A closing is when you, the buyer, sign the final ownership paperwork and officially, legally become the owner of your home! You will leave your closing with the home’s keys.
Your closing date will likely be listed on the purchase and sale agreement you will sign after your offer is accepted. On average, closings are scheduled within a month or two of signing this document.
LEADING UP TO THE CLOSING
As the buyer, the days leading up to the closing will include reviewing lots and lots of paperwork. Try not to stress! Your REALTOR®, your lender and your attorney are there to assist you.
One of these documents is the Closing Disclosure (also called the CD) which lays out your final loan terms and closing costs. You will get your CD from your lender at least three days before closing for you to review.
The CD will ensure there are no surprise costs for you at the closing table. Compare this with your initial Loan Estimate when you applied for the loan, and if you see significant discrepancies, contact your lender at once.
What is the difference between closing costs and your down payment? While your down payment goes towards your home loan, closing costs are typically one-time fees that go towards all the other services that take place during the transaction such as:
- Loan application fees
- Appraisal fees
- Title search fees
- Your attorney’s fees
- Recording fees
- Lender costs such as underwriting, credit report and origination fees
- Commission for both the buyer’s and the seller’s agent
- Property taxes
If you’re nervous about how to accurately anticipate the closing costs, consult your loan estimate. It includes estimates for each of these line items. Also, Nerdwallet has a free, online calculator.
WHAT TO EXPECT DAY-OF
You will attend the final walkthrough of your home within 24 hours or the day-of your closing. Typically, you, your REALTOR® and the seller’s agent will attend as you make sure any and all request repair work was completed.

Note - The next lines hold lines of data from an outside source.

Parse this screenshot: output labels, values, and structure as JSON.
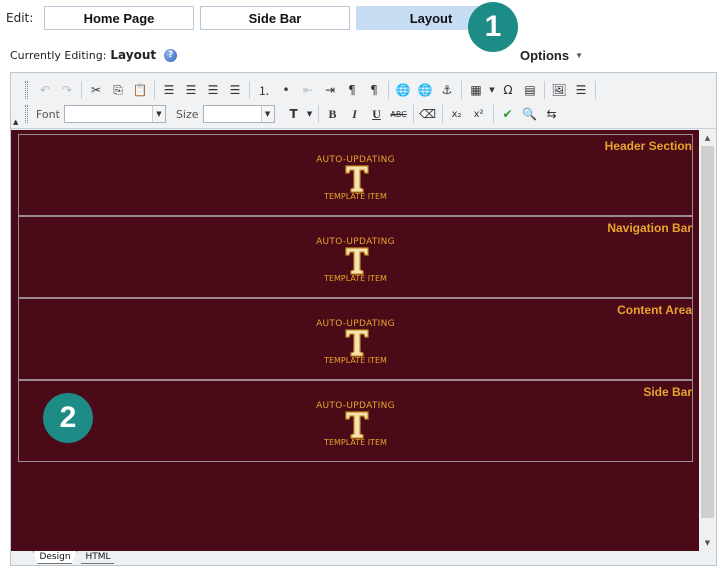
{
  "edit": {
    "label": "Edit:",
    "tabs": [
      {
        "label": "Home Page",
        "active": false
      },
      {
        "label": "Side Bar",
        "active": false
      },
      {
        "label": "Layout",
        "active": true
      }
    ]
  },
  "callouts": [
    "1",
    "2"
  ],
  "currently_editing": {
    "label": "Currently Editing:",
    "value": "Layout",
    "help_icon": "help-icon"
  },
  "options": {
    "label": "Options"
  },
  "toolbar": {
    "row1_icons": [
      "undo-icon",
      "redo-icon",
      "cut-icon",
      "copy-icon",
      "paste-icon",
      "align-left-icon",
      "align-center-icon",
      "align-right-icon",
      "justify-icon",
      "ordered-list-icon",
      "unordered-list-icon",
      "outdent-icon",
      "indent-icon",
      "ltr-icon",
      "rtl-icon",
      "hyperlink-icon",
      "remove-link-icon",
      "anchor-icon",
      "table-icon",
      "special-char-icon",
      "template-icon",
      "image-icon",
      "horizontal-rule-icon"
    ],
    "font_label": "Font",
    "size_label": "Size",
    "font_value": "",
    "size_value": ""
  },
  "sections": [
    {
      "title": "Header Section",
      "top_label": "AUTO-UPDATING",
      "bottom_label": "TEMPLATE ITEM"
    },
    {
      "title": "Navigation Bar",
      "top_label": "AUTO-UPDATING",
      "bottom_label": "TEMPLATE ITEM"
    },
    {
      "title": "Content Area",
      "top_label": "AUTO-UPDATING",
      "bottom_label": "TEMPLATE ITEM"
    },
    {
      "title": "Side Bar",
      "top_label": "AUTO-UPDATING",
      "bottom_label": "TEMPLATE ITEM"
    }
  ],
  "mode_tabs": [
    {
      "label": "Design",
      "active": true
    },
    {
      "label": "HTML",
      "active": false
    }
  ],
  "colors": {
    "canvas": "#4b0a17",
    "accent_text": "#e7a52c",
    "callout": "#1e8c86",
    "active_tab": "#c6dcf3"
  }
}
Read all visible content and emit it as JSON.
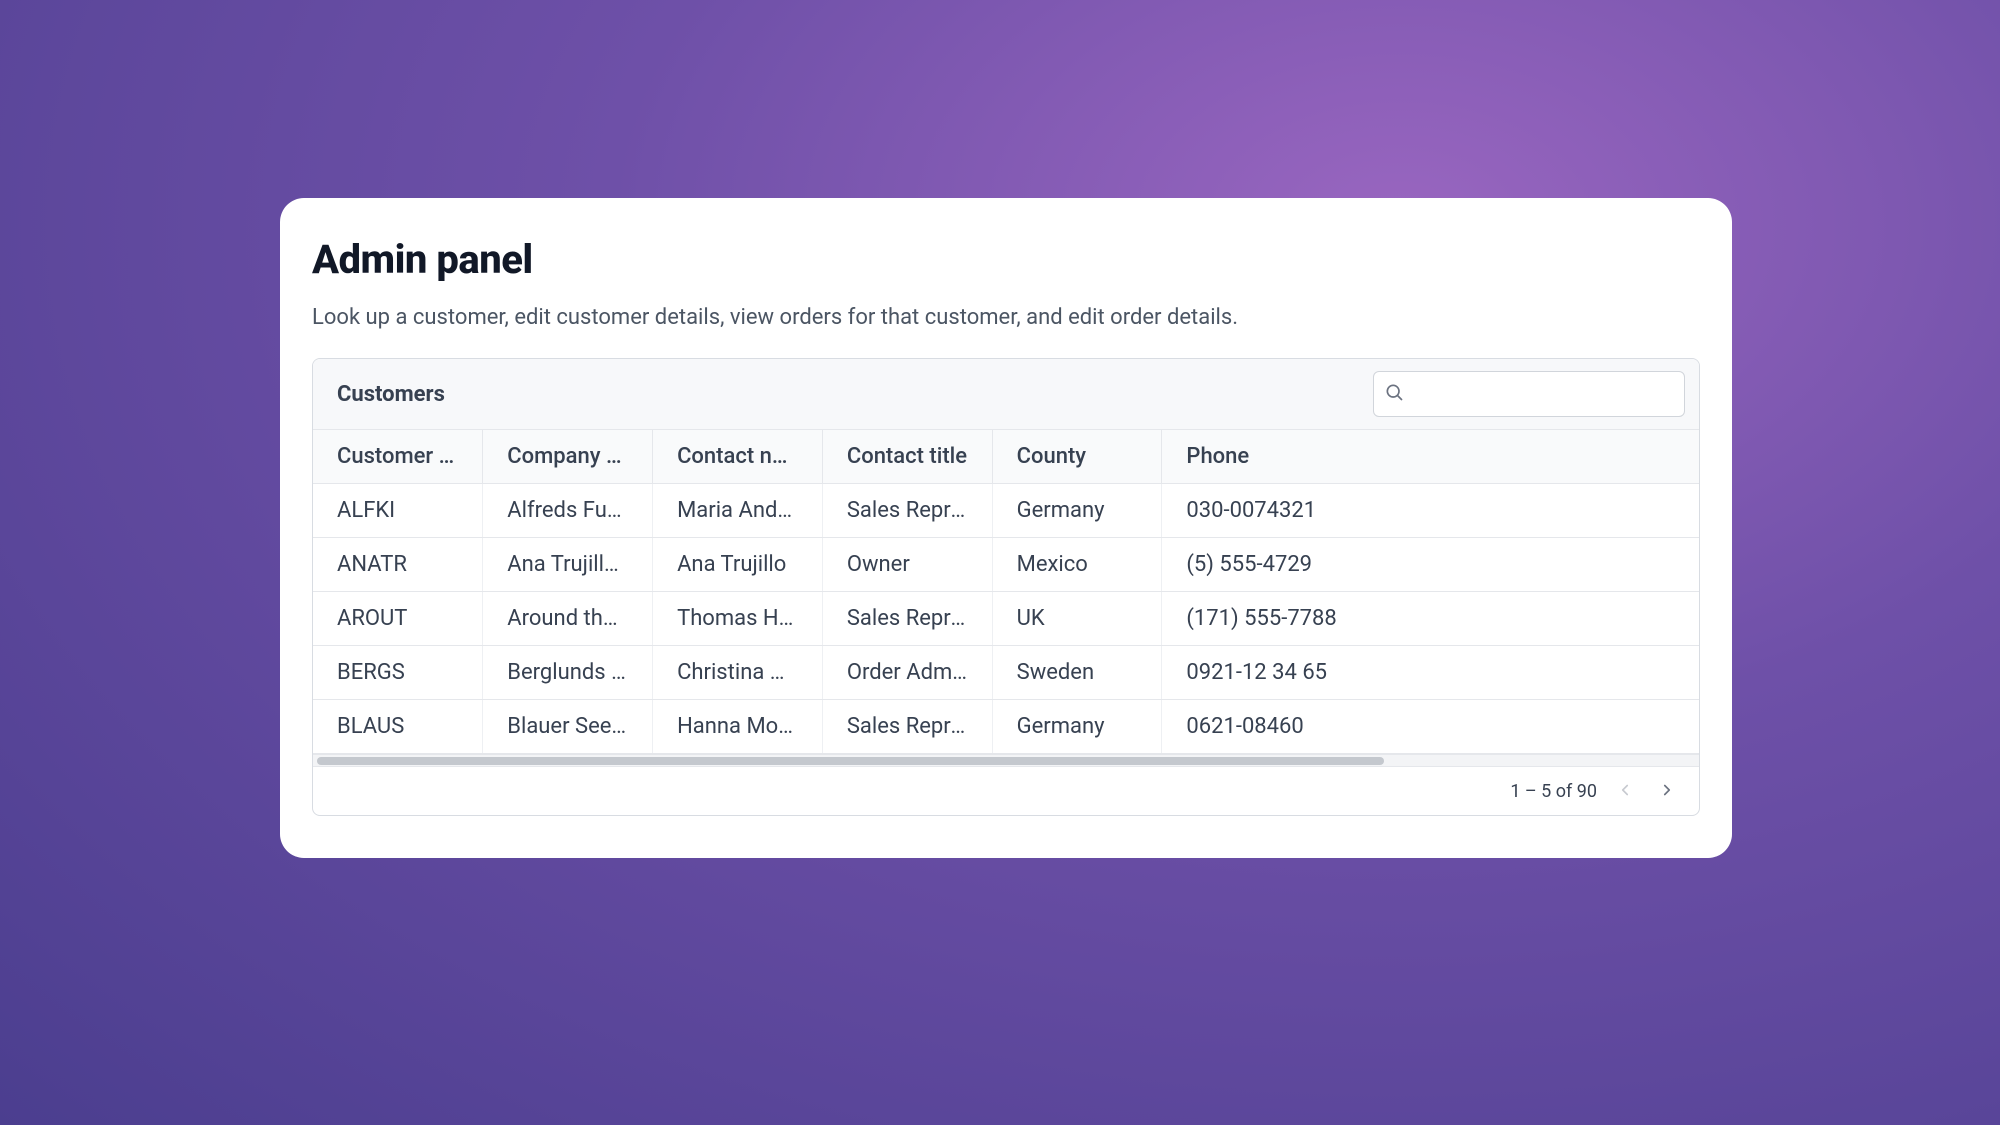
{
  "page": {
    "title": "Admin panel",
    "subtitle": "Look up a customer, edit customer details, view orders for that customer, and edit order details."
  },
  "grid": {
    "title": "Customers",
    "search": {
      "placeholder": "",
      "value": ""
    },
    "columns": [
      "Customer ID",
      "Company name",
      "Contact name",
      "Contact title",
      "County",
      "Phone"
    ],
    "rows": [
      {
        "id": "ALFKI",
        "company": "Alfreds Futterkiste",
        "contact": "Maria Anders",
        "title": "Sales Representative",
        "county": "Germany",
        "phone": "030-0074321"
      },
      {
        "id": "ANATR",
        "company": "Ana Trujillo Emparedados y helados",
        "contact": "Ana Trujillo",
        "title": "Owner",
        "county": "Mexico",
        "phone": "(5) 555-4729"
      },
      {
        "id": "AROUT",
        "company": "Around the Horn",
        "contact": "Thomas Hardy",
        "title": "Sales Representative",
        "county": "UK",
        "phone": "(171) 555-7788"
      },
      {
        "id": "BERGS",
        "company": "Berglunds snabbköp",
        "contact": "Christina Berglund",
        "title": "Order Administrator",
        "county": "Sweden",
        "phone": "0921-12 34 65"
      },
      {
        "id": "BLAUS",
        "company": "Blauer See Delikatessen",
        "contact": "Hanna Moos",
        "title": "Sales Representative",
        "county": "Germany",
        "phone": "0621-08460"
      }
    ],
    "pagination": {
      "range": "1 – 5 of 90"
    }
  },
  "col_widths": [
    "12.25%",
    "12.25%",
    "12.25%",
    "12.25%",
    "12.25%",
    "38.75%"
  ]
}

What are you looking for? You’re ensuring everything is functioning properly and that nothing has broken or been damaged since the inspection. Ask your REALTOR® for a list of what to look for during the final walkthrough. If everything is as it should be, you’re ready to close! If you see anything amiss, you and your REALTOR® will contact your attorney and the seller’s agent to negotiate potential compensation for the problems at the closing table.
What should you bring to the closing table? A pen, a government-issued photo ID and a cashier’s check or proof of wire transfer to cover the closing costs and any remainders of the down payment. Ask your attorney how much you should pad for potential closing costs increases such as prepaid interest.
Note: bringing “cash to close” does not mean you should bring cash!
Depending on your state or personal circumstances, ask your attorney if you need to bring any other documentation such as proof of homeowner’s insurance.
AT THE CLOSING TABLE
Prepare yourself to sign a large stack of paperwork! Your attorney will go through each one of these documents, although you will also receive them the night before to review them in greater detail.
Depending on a number of factors, closings can last between an hour to several. You as the buyer can help prevent unnecessary delays by avoiding changes to your financial situation such as large purchases on your credit card, applying for credit or changing employers.
Who is there? At minimum, you can expect it to be you, your attorney and the lender. Depending on the circumstance, the seller may attend if they haven’t already signed their necessary documents. No matter what, you are not alone. Your attorney and your REALTOR® are available to answer questions or address concerns.
You have your keys! You have officially purchased your home! Here are a few best practices to kick off your first hours/days as a homeowner on a strong note:
- Take your copies of the closing documents you signed and save them in a secure place.
- If you negotiated a same-day move with the seller, keep track of each key! Confirm you’re receiving one for any and all doors, mailboxes or entries.
- Prepare a list of authorities or organizations (like the U.S. Postal Service) you need to notify of your change of address, as it applies.
With constant communication and intentional preparation, your closing can feel like an exciting culmination of all your hard work, research and exploration. Utilize the team of professionals at your back so you can save on stress and celebrate this exciting milestone.